16 sierpnia 2010

"Na zakręcie" - Nicholas Sparks

Początek banalny, jak to w romansidłach bywa. Dwoje ludzi po przejściach poznaje się i zakochuje w sobie.

Miles - szeryf, samotny ojciec małego Jonaha, który stracił żonę w tajemniczych okolicznościach oraz Sara - nauczycielka, samotna młoda kobieta po bolesnym rozwodzie, wręcz idealni kandydaci do pięknej i romantycznej idylli, którą z czystym sumieniem mógłby nam zaserwować Autor.

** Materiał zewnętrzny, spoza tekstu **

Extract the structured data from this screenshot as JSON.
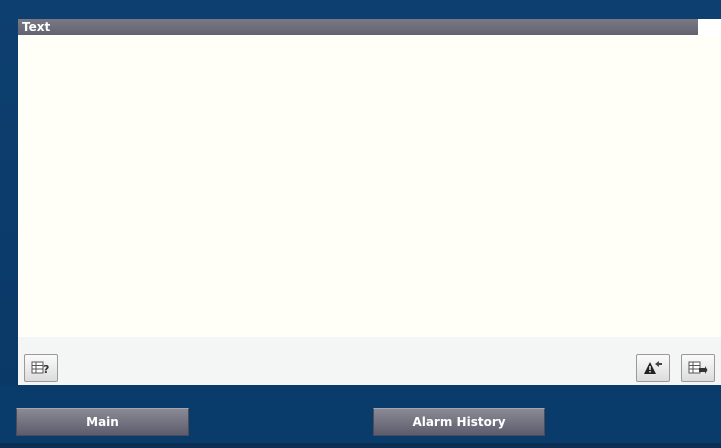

Jest jedno "ale" - Autorem jest Sparks, co oznacza, że tak różowo na pewno nie będzie. I zanim pozwolimy się ponieść fali romantyzmu za sprawą budzącej się do życia miłości bohaterów, Sparks jednym szybkim cięciem przywraca nas do rzeczywistości.

Intryguje fakt, że jednym z narratorów powieści jest morderca Missy - żony Milesa. To głównie on buduje "wątek kryminalny", jeśli można tak to określić, w tej powieści, jednocześnie nie zdradzając czytelnikowi swojej tożsamości. To dzięki niemu dowiadujemy się co tak naprawdę się wydarzyło. Jak czyn, do którego się nie przyznał wpłynął na jego życie, jak zniszczyły go wyrzutu sumienia i obsesyjne wręcz poczucie winy.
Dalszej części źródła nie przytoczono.